Invece niente. Non solo i quattro ministri del Pdl Maurizio Lupi, Gaetano Quagliariello, Nunzia De Girolamo e Beatrice Lorenzin - che ormai da giorni nelle sue conversazioni private il Cavaliere considera alla stregua di «traditori» – ma pure il vicepremier ha deciso per l'addio. Una rottura netta, probabilmente definitiva. Al di là delle frasi di circostanza che arrivano da una parte e dall'altra, infatti, la distanza tra Berlusconi e il suo ex delfino è ormai siderale. Con un Cavaliere che se per alcuni versi è sollevato (perché con Alfano sono mesi che le comunicazioni sono interrotte e l'incomprensione è non solo politica ma soprattutto umana) per altri è decisamente provato. A tratti persino stremato.

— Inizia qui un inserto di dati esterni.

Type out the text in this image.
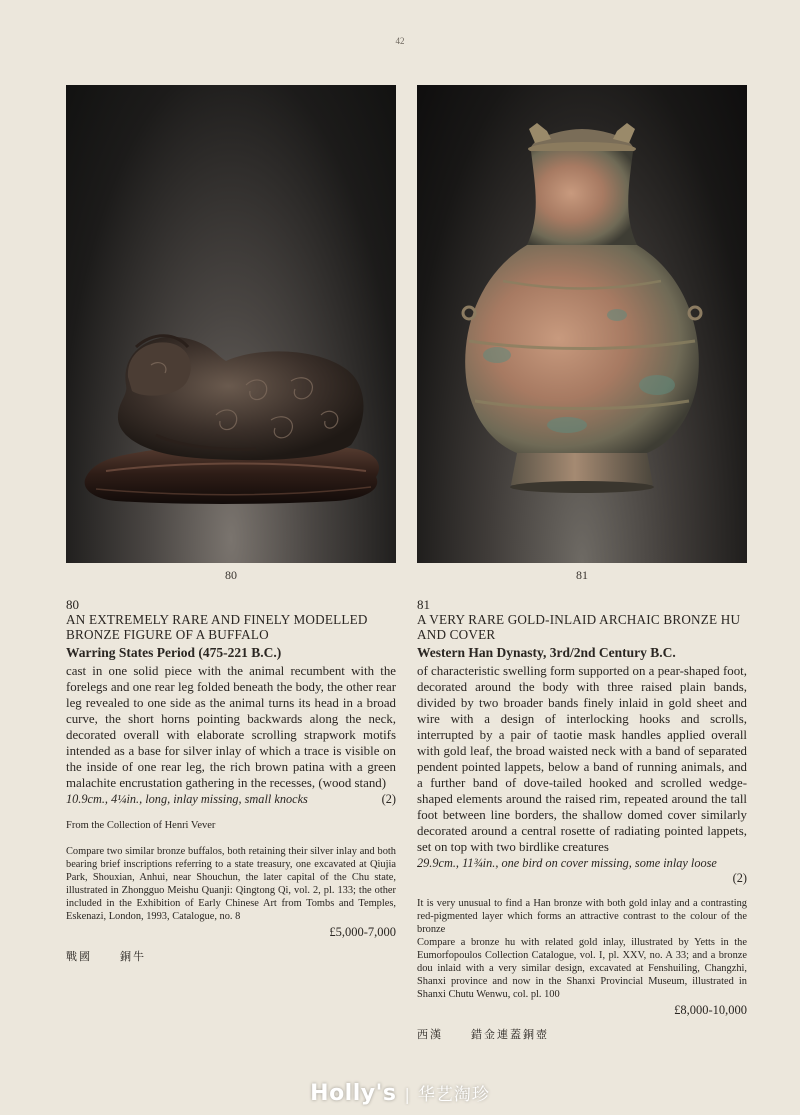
42
80	81
80
AN EXTREMELY RARE AND FINELY MODELLED BRONZE FIGURE OF A BUFFALO
Warring States Period (475-221 B.C.)
cast in one solid piece with the animal recumbent with the forelegs and one rear leg folded beneath the body, the other rear leg revealed to one side as the animal turns its head in a broad curve, the short horns pointing backwards along the neck, decorated overall with elaborate scrolling strapwork motifs intended as a base for silver inlay of which a trace is visible on the inside of one rear leg, the rich brown patina with a green malachite encrustation gathering in the recesses, (wood stand)
10.9cm., 4¼in., long, inlay missing, small knocks	(2)
From the Collection of Henri Vever
Compare two similar bronze buffalos, both retaining their silver inlay and both bearing brief inscriptions referring to a state treasury, one excavated at Qiujia Park, Shouxian, Anhui, near Shouchun, the later capital of the Chu state, illustrated in Zhongguo Meishu Quanji: Qingtong Qi, vol. 2, pl. 133; the other included in the Exhibition of Early Chinese Art from Tombs and Temples, Eskenazi, London, 1993, Catalogue, no. 8
£5,000-7,000
戰國	銅牛
81
A VERY RARE GOLD-INLAID ARCHAIC BRONZE HU AND COVER
Western Han Dynasty, 3rd/2nd Century B.C.
of characteristic swelling form supported on a pear-shaped foot, decorated around the body with three raised plain bands, divided by two broader bands finely inlaid in gold sheet and wire with a design of interlocking hooks and scrolls, interrupted by a pair of taotie mask handles applied overall with gold leaf, the broad waisted neck with a band of separated pendent pointed lappets, below a band of running animals, and a further band of dove-tailed hooked and scrolled wedge-shaped elements around the raised rim, repeated around the tall foot between line borders, the shallow domed cover similarly decorated around a central rosette of radiating pointed lappets, set on top with two birdlike creatures
29.9cm., 11¾in., one bird on cover missing, some inlay loose
(2)
It is very unusual to find a Han bronze with both gold inlay and a contrasting red-pigmented layer which forms an attractive contrast to the colour of the bronze
Compare a bronze hu with related gold inlay, illustrated by Yetts in the Eumorfopoulos Collection Catalogue, vol. I, pl. XXV, no. A 33; and a bronze dou inlaid with a very similar design, excavated at Fenshuiling, Changzhi, Shanxi province and now in the Shanxi Provincial Museum, illustrated in Shanxi Chutu Wenwu, col. pl. 100
£8,000-10,000
西漢	錯金連蓋銅壺
Holly's | 华艺淘珍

Già, perché la giornata è stata fitta di mediazioni, trattative e tentativi d'intesa. Alti e bassi, vere e proprie montagne russe. Pur di non spaccare tutto, a metà pomeriggio il Cavaliere arriva persino a dare ad Alfano e Lupi il suo benestare alla convocazione di un nuovo Ufficio di presidenza del Pdl che approvi un documento di mediazione da portare al Consiglio nazionale di questa mattina. Nel testo concordato con Berlusconi ci sono sia il «rinvio» della questione decadenza-governo a un nuovo Consiglio nazionale sia la «creazione di un organismo di garanzia sulla rappresentatività» all'interno del partito (in vista della stesura delle future liste elettorali). Per i governativi non è abbastanza. E comunque i cosiddetti lealisti non ci starebbero.

Quando Berlusconi dice «sì» all'Ufficio di presidenza da tenere in serata e Denis Verdini - che qualche giorno fa ha avuto a pranzo a Palazzo Grazioli uno scontro violentissimo con Gianni Letta - inizia il giro di telefonate per le convocazioni, è Raffaele Fitto ad alzare il telefono e chiamare il Cavaliere. «Io mi sono esposto, ci ho messo la faccia e sono stato leale nei tuoi confronti e tu – questo il senso di uno scambio piuttosto acceso – dai retta a chi ti sta tradendo e accompagnando educatamente alla porta?». Berlusconi incassa, ma il punto è che la conversazione è seguita dalla sfilza di «no» che riceve Verdini alla convocazione dell'Ufficio di presidenza. I lealisti infatti non ci stanno. «Siamo convocati per il Consiglio nazionale, l'Ufficio di presidenza già c'è stato», risponde – come tanti altri – Renato Brunetta. Verdini chiama Berlusconi e lo aggiorna: i due terzi dei convocati pongono una questione politica e sono contrari a un nuovo Ufficio di presidenza.
Il Cavaliere prende atto. Senza troppo dispiacere se qualche ora dopo incontrerà Fitto con il sorriso sulle labbra e lo saluterà con tanto di abbracci. Ma comunque con la consapevolezza che la rottura con quello che ha sempre considerato il suo delfino si sta ormai definitivamente consumando. L'ho considerato come un figlio – si lascia sfuggire in uno dei tanti momenti di delusione – e ora mi sembra di parlare con un estraneo. Un Berlusconi provato e a tratti avvilito. Anche se la verità è che ormai da giorni i margini per rimettere tutto insieme erano strettissimi e che quella che ha provato il Cavaliere il queste ore non è altro che la mediazione dei sentimenti. Politicamente, infatti, Berlusconi e Alfano sono su due pianeti diversi da mesi. Forse lo sa anche l'ex premier.

Che quando è ormai notte fonda inizia a rivedere il discorso da tenere questa mattina alle dieci davanti ai circa 850 delegati del Consiglio nazionale. «Ho fatto di tutto per tenerli uniti, ora i traditori li voglio vedere in faccia».